Mağaranın eşsiz kükürt bakımından zengin ortamının, iki türün rekor sayıda bir araya toplanmasını teşvik etmiş olabileceğini öne sürüyorlar.

Ekip, bilim adamlarının normalde evcil ev örümceklerinin daha küçük komşularını avlamasını beklediklerini, ancak mağaradaki ışık eksikliğinin görüşlerini bozabileceğini söyledi.

Bunun yerine, karanlık mağarayı da evleri olarak gören, ısırmayan tatarcıklarla ziyafet çekiyor gibi görünüyorlar.

Daha ileri analizler, mağarada yaşayan örümceklerin dışarıda yaşayan benzerlerinden genetik olarak farklı olduğunu ortaya çıkardı; bu da onların kendilerine özgü çevrelerine uyum sağladıklarını gösteriyor.

Erkek (solda) ve dişi (sağda) Prinerigone vagans, devasa ağı evi olarak da adlandıran küçük bir örümcek

Devasa ağları, Yüzüklerin Efendisi’nde yer alan devasa, mistik bir örümcek olan Shelob’un inine çarpıcı biçimde benziyor.

Dr Urák, “Genellikle bir türü tamamen tanıdığımızı, onunla ilgili her şeyi anladığımızı düşünüyoruz, ancak yine de beklenmedik keşifler gerçekleşebilir” diye ekledi.

‘Bazı türler, genellikle yalnızca aşırı koşullar altında ortaya çıkan olağanüstü genetik esneklik sergiliyor.

‘Bu tür koşullar ‘normal’ koşullar altında gözlemlenmeyen davranışları ortaya çıkarabilir.’

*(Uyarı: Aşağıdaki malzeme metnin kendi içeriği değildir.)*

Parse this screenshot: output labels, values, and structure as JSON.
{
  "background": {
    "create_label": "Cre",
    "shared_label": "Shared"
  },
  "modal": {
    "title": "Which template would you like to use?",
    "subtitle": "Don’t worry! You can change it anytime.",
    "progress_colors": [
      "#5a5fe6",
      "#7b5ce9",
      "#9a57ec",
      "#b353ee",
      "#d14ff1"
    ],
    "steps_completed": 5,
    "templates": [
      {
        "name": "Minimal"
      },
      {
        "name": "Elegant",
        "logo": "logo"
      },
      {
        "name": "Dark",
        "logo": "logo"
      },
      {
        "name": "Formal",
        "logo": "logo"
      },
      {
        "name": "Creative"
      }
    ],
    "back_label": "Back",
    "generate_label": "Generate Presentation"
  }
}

Araştırmalarını tamamlayan araştırmacılar şunları yazdı: ‘Yunanistan ile Arnavutluk sınırında yer alan Vromoner Kanyonu’ndaki Kükürt Mağarası, zifiri karanlıkta gelişen olağanüstü derecede bol ve çeşitli omurgasız toplulukları içeriyor.’

Araknofobi DNA’mızda var

Son araştırmalar, örümcek korkusunun DNA’mıza yazılmış bir hayatta kalma özelliği olduğunu iddia etti.

Akademisyenler, yüz binlerce yıl öncesine dayanan eklembacaklılardan kaçınma içgüdüsünün, tehlikeli bir tehdide karşı evrimsel bir tepki olarak geliştiğini öne sürüyor.

Bu, fobilerin en sakatlayıcılarından biri olan araknofobinin, ince ayarlanmış bir hayatta kalma içgüdüsünü temsil ettiği anlamına gelebilir.

Ve bu, çok güçlü zehirlere sahip örümceklerin milyonlarca yıl önce var olduğu Afrika’daki erken insan evrimine kadar uzanıyor olabilir.

New York’taki Columbia Üniversitesi’nden çalışma lideri Joshua New şunları söyledi: ‘Güçlü, omurgalılara özgü zehirlere sahip bir dizi örümcek türü, hominoidlerden çok önce Afrika’da yerleşti ve orada on milyonlarca yıl boyunca bir arada var oldu.

‘İnsanlar atalarının çevrelerinde son derece zehirli örümceklerle karşılaşma konusunda kalıcı, öngörülemeyen ve önemli bir risk altındaydı.’